Grec :orthos = droit et phônê = voix.
Rééducation des troubles de l'élocution et du langage écrit et parlé.

Orthoptie

Profession para-médicale exercée par un auxiliaire médical, l'Orthoptiste. La vocation de l'orthoptiste est le dépistage, la rééducation, la réadaptation et l'exploration fonctionnelle des troubles de la vision.

Projet personnalisé de scolarisation (PPS)

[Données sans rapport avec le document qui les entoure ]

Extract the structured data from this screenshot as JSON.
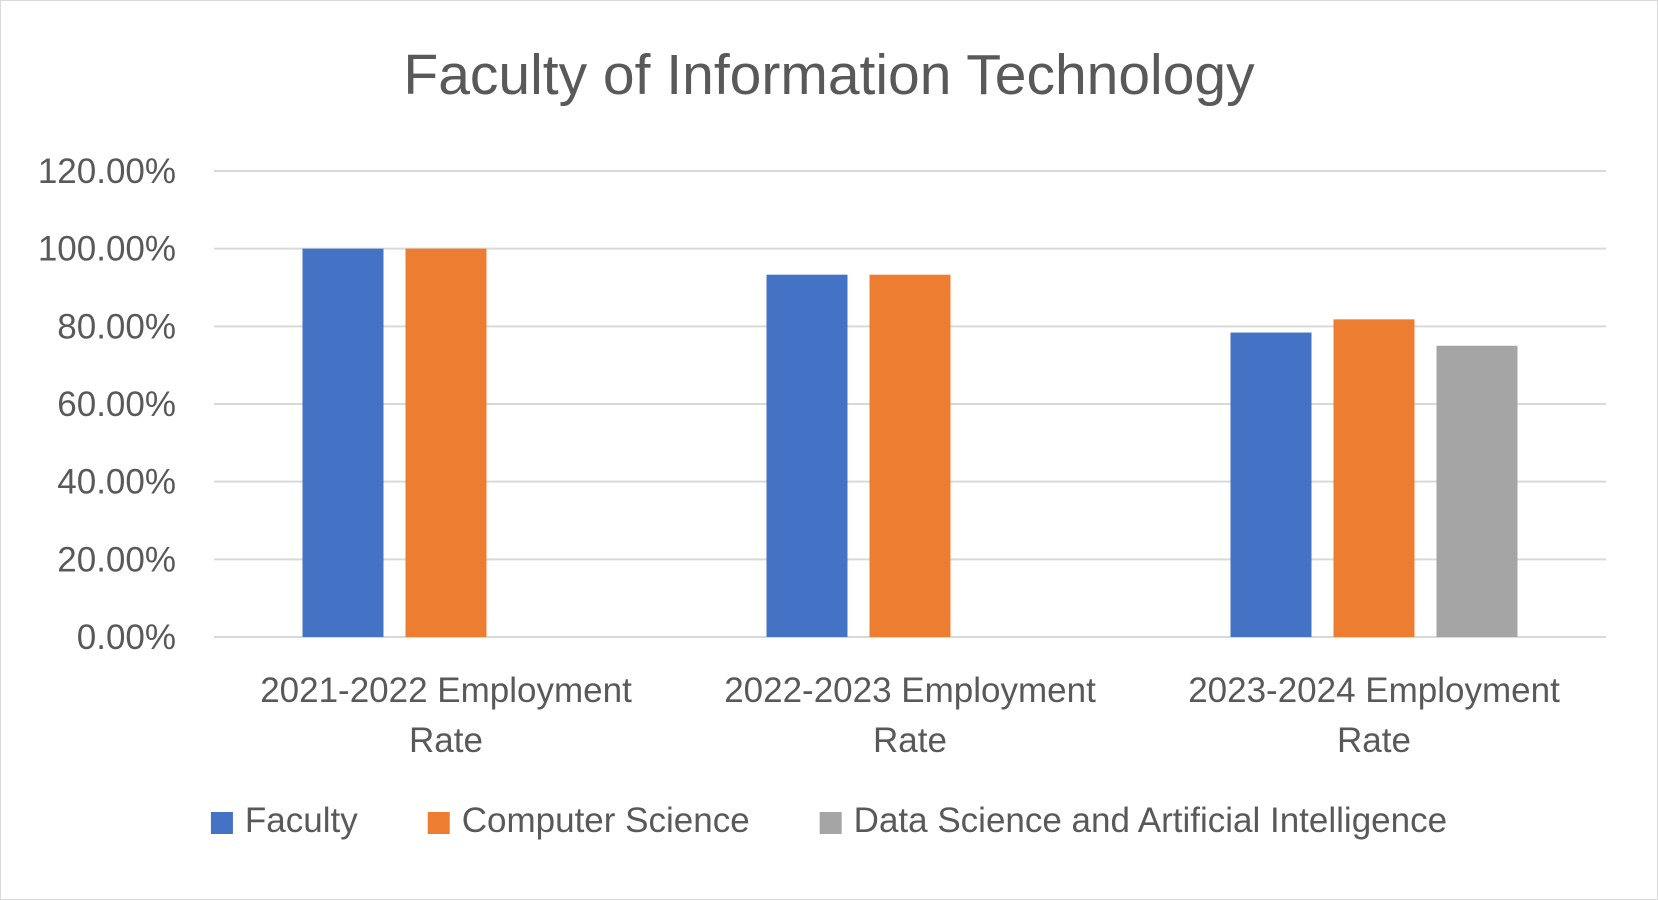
{
  "chart_data": {
    "type": "bar",
    "title": "Faculty of Information Technology",
    "xlabel": "",
    "ylabel": "",
    "categories": [
      [
        "2021-2022 Employment",
        "Rate"
      ],
      [
        "2022-2023 Employment",
        "Rate"
      ],
      [
        "2023-2024 Employment",
        "Rate"
      ]
    ],
    "series": [
      {
        "name": "Faculty",
        "color": "#4472c4",
        "values": [
          100,
          93.3,
          78.4
        ]
      },
      {
        "name": "Computer Science",
        "color": "#ed7d31",
        "values": [
          100,
          93.3,
          81.8
        ]
      },
      {
        "name": "Data Science and Artificial Intelligence",
        "color": "#a5a5a5",
        "values": [
          null,
          null,
          75.0
        ]
      }
    ],
    "ylim": [
      0,
      120
    ],
    "yticks": [
      0,
      20,
      40,
      60,
      80,
      100,
      120
    ],
    "ytick_labels": [
      "0.00%",
      "20.00%",
      "40.00%",
      "60.00%",
      "80.00%",
      "100.00%",
      "120.00%"
    ],
    "grid": true,
    "gridline_color": "#d9d9d9",
    "legend_position": "bottom"
  }
}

Il organise la scolarité de l'enfant à l'école, au collège ou en établissement spécialisé. Il est élaboré par l'équipe pluridisciplinaire d'évaluation, validé par la CDA (Commission des droits et de l'autonomie), deux instances de la Maison départementale des personnes handicapées. Les professionnels qui accompagnent l'enfant dans sa scolarité mettent en œuvre ce projet en collaboration avec la famille.

Psychomotricité

Technique de rééducation qui fait appel aux facultés mentales et physiques du patient afin de l'aider à s'adapter ou à se réadapter à son environnement ; plus simplement, cette technique cherche à réconcilier corps et esprit pour vivre harmonieusement dans l'espace. Elle repose sur la relaxation et sur des techniques d'expressions variées qui sont réalisées à travers des jeux et des mobilisations.

Scoliose

Grec : skoliôsis = tortueux.
Déformation évolutive, dans les trois plans de l'espace, de tout ou partie de la colonne vertébrale. C'est une déformation de la colonne vertébrale. Au lieu d'être bien droite, la colonne vertébrale vrille (un peu comme un torchon que l'on tord pour essorer : tout d'abord le torchon est droit, mais si l'on tord plus, il se vrille comme un tire-bouchon). Par ailleurs, les côtes s'articulant avec la colonne vertébrale, la scoliose provoque une rotation également des côtes. Cela se traduit par une malformation de la cage thoracique (la fameuse bosse du bossu de Notre-Dame) qui, dans les cas extrêmes, peut gêner les mouvements de la respiration. Une scoliose est rarement présente dès la naissance et s'aggrave lors des phases de forte croissance comme l'adolescence.

Sonde naso-gastrique

La sonde naso-gastrique est un tuyau en matière synthétique, posée au niveau du nez et dont l'extrémitée est au niveau de l'estomac.
Elle est utilisée
- soit pour vider l'estomac, en cas de problème digestif important (comme une occlusion par exemple),
- soit pour alimenter le sujet lorsque la voie orale est contre-indiquée ou n'est pas suffisante. (voir glossaire : "Nutrition entérale")

Sub-normal

Ce terme qualifie un résultat se situant dans les valeurs normales (entre -2 et +2 DS de la courbe gaussienne du groupe des sujets contrôles sains pour un test donné), mais dans les valeurs basses de la normale. Ainsi certaines maladies génétiques peuvent avoir pour conséquence un quotient intellectuel normal pour un sujet atteint donné, mais si l'on considère la moyenne des résultats des sujets atteints, cette moyenne peut se situer dans les valeurs normales, mais être plus basse que la moyenne des sujets contrôles sains. 

Syndrome CHARGE

Acronyme anglais : Coloboma, Heart defects, Atresia choanae, Retardation of growth and development, Genitourinary problems, Ear abnormalities).